Tutorial: Basic Planning and Learning

Tutorials > Basic Planning and Learning > Part 4

Planning with Value Iteration

A common stochastic planner is Value Iteration (VI). An advantage of VI is that it will compute the policy for the entire state space that is reachable from the initial state that is passed to the planFromState method. To set up a VI planner, define the following method.

public void ValueIterationExample(String outputPath){
		
	if(!outputPath.endsWith("/")){
		outputPath = outputPath + "/";
	}
	
	
	OOMDPPlanner planner = new ValueIteration(domain, rf, tf, 0.99, hashingFactory, 0.001, 100);
	planner.planFromState(initialState);
	
	//create a Q-greedy policy from the planner
	Policy p = new GreedyQPolicy((QComputablePlanner)planner);
	
	//record the plan results to a file
	p.evaluateBehavior(initialState, rf, tf).writeToFile(outputPath + "planResult", sp);
	
}
				

VI is a planning method defined for the classic MDP formalism, so unlike the previous deterministic planners, its constructor takes as input the reward function and termation function, rather than a goal condition. VI also takes as a parameter a discount factor which specifies how much future rewards are favored over immediate rewards. In this case, a fairly large value of 0.99 is set (which means the agent will prefer near future rewards almost as much as immediate rewards).

The last two parameters to the constructor specify stopping conditions for the planning. The second to last parameter specifies that when the maximium change in the value function of any state is less than that specified threshold value (0.001 in this case), planning will stop. The last parameter specifies a maximium number of updates for each state that can happen before planning is stopped (100 in this case), regardless of whether the maximum value function change threshold was crossed.

Since VI is a stochastic planning algorithm, rather than a deterministic one like the previous algorithms we used, we cannot capture its planning results in a SDPlannerPolicy Policy class. Instead, a policy can be derived from the value function the planner estimates for each state using the GreedyQPolicy class that can be defined for any planner that adheres to the QComputablePlanner interface, which the VI algorithm does.

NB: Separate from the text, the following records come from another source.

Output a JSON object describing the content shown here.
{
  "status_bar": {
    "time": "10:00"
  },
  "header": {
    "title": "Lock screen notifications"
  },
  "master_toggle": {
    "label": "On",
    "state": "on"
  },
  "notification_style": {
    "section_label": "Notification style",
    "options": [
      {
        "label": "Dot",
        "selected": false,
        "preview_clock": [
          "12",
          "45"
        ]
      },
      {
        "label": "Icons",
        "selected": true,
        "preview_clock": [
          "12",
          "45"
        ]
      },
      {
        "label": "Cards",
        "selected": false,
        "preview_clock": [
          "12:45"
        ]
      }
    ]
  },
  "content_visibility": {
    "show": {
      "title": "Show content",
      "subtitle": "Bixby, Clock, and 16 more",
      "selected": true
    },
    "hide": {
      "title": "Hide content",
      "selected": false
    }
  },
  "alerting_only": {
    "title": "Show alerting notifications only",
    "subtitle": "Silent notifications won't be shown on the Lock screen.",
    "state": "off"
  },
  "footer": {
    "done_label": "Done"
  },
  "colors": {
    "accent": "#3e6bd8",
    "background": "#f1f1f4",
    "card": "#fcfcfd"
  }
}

Once the solution is captured in a Policy class object, the results can be captured and visualized in the same way. Try setting the main method to call our newly defined VI example method now.

Learning with Q-Learning

All of the previous examples were examples of using planning algorithms to solve our task. In this section, we will diverge from that and use a learning algorithm, Q-learning, to solve the task. Ultimately, learning algorithms are utilized in much the same way as planning algorithms, except you run will run multiple episodes of learning to solve it (or one very long episode if it is a continuing task rather than an episodic task). The method you should define to utilize Q-learning is shown below.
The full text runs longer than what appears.